🤖 AI Summary
This work addresses stochastic optimization of nonsmooth *tame* functions on Riemannian manifolds, motivated by training challenges in deep learning arising from geometric constraints and nondifferentiable components. We propose a reparameterized stochastic gradient descent (SGD) algorithm incorporating a contraction mapping to guarantee that all iterates remain strictly on the manifold. For the first time, we unify tame geometry theory with Riemannian stochastic optimization, rigorously linking the subdifferential properties of tame functions on manifolds to the convergence behavior of SGD. Under mild regularity assumptions—specifically, requiring only weak continuity of the generalized gradient—we establish almost-sure global convergence of the algorithm for general nonsmooth objectives under diminishing step sizes.
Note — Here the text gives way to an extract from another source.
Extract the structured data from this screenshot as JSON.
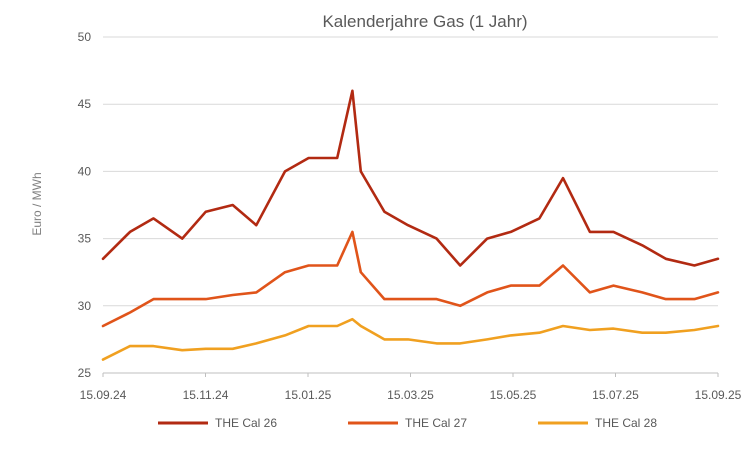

This provides the first theoretically rigorous and practically implementable convergence framework for modern machine learning models involving both geometric constraints and nonsmooth structures.
📝 Abstract
In many learning applications, the parameters in a model are structurally constrained in a way that can be modeled as them lying on a Riemannian manifold. Riemannian optimization, wherein procedures to enforce an iterative minimizing sequence to be constrained to the manifold, is used to train such models. At the same time, tame geometry has become a significant topological description of nonsmooth functions that appear in the landscapes of training neural networks and other important models with structural compositions of continuous nonlinear functions with nonsmooth maps. In this paper, we study the properties of such stratifiable functions on a manifold and the behavior of retracted stochastic gradient descent, with diminishing stepsizes, for minimizing such functions.